Only it isn't there as often as you might hope at the Concert Hall. Last night an imbalance in the sound system gave every advantage to the eight-piece combo and precious little to Montand himself. But even when the musicians retreated to a reasonably supportive role, Montand was still left facing all that space -- a great white box of it, three stories high. Professional that he is, he never looked lost. But he often seemed out of place.

Without intermission, he delivers nearly 30 songs, leaving the stage only for a brief, but amusing, film clip that shows him dictating a telegram of love to the French equivalent of Lily Tomlin's telephone operator (actually, Montand's wife, Simone Signoret). All but one of the numbers are in French, and a fair share are the standards ("Feuilles Mortes," "A Paris," "Luna Park" and "Le Carrosse") that have been in his repertory for years. Nostalgia may now account for some of their appeal. But only some. Montand sings them with transcendent freshness and the sort of well-honed gestures that defy distance.

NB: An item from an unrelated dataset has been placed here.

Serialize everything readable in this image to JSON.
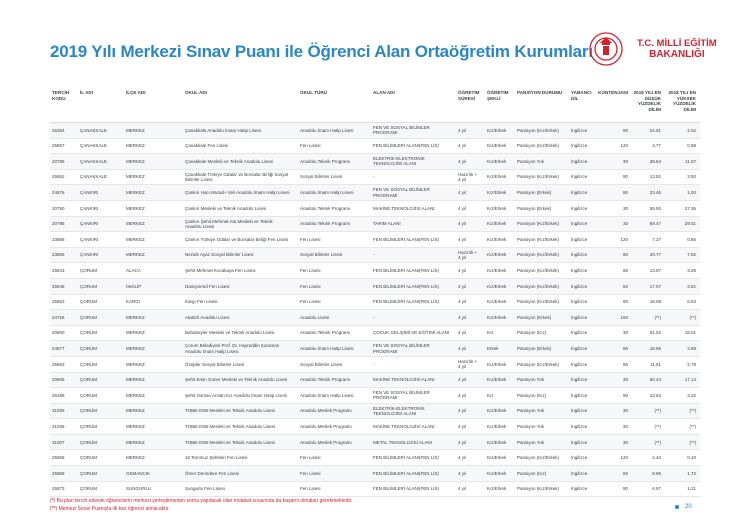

Some of his songs, however, are exact little character sketches ("Battling Joe," "Sir Godfrey") and depend for their effectiveness on the very nuances of expression that the Concert Hall swallows up as easily as a whale devours minnows. "Les Bijoux" (the sensual poetry of Baudelaire set to music by Le'o Ferre') and the tantalizing "Sanguine Joli Fruit" are perfect songs for a seraglio, not a marble barn. And when he turns, as he does periodically, to his protest numbers ("Casse-Te tes," "Mon Fre re"), it's as if he's hurling them into a void rather than insinuating them into our consciences.

What works best are the lyrical moments, with the accordian sounding plaintively in the background and Montand waltzing about the stage, eyes half closed, on a cloud of bliss that is utterly contagious. Singing "La Chansonette," he could be 20 all over again, and his rendition of "La Bicyclette" is infused with all the wind-brushed wonder of everyman's springtime.

But there are still those unspoken hostilities between performer and auditorium. They make you wonder how this most ingratiating of singers ever survived his recent week in New York at the Met. In addition to all our cultural centers, maybe it's time to start building a few boites, as well.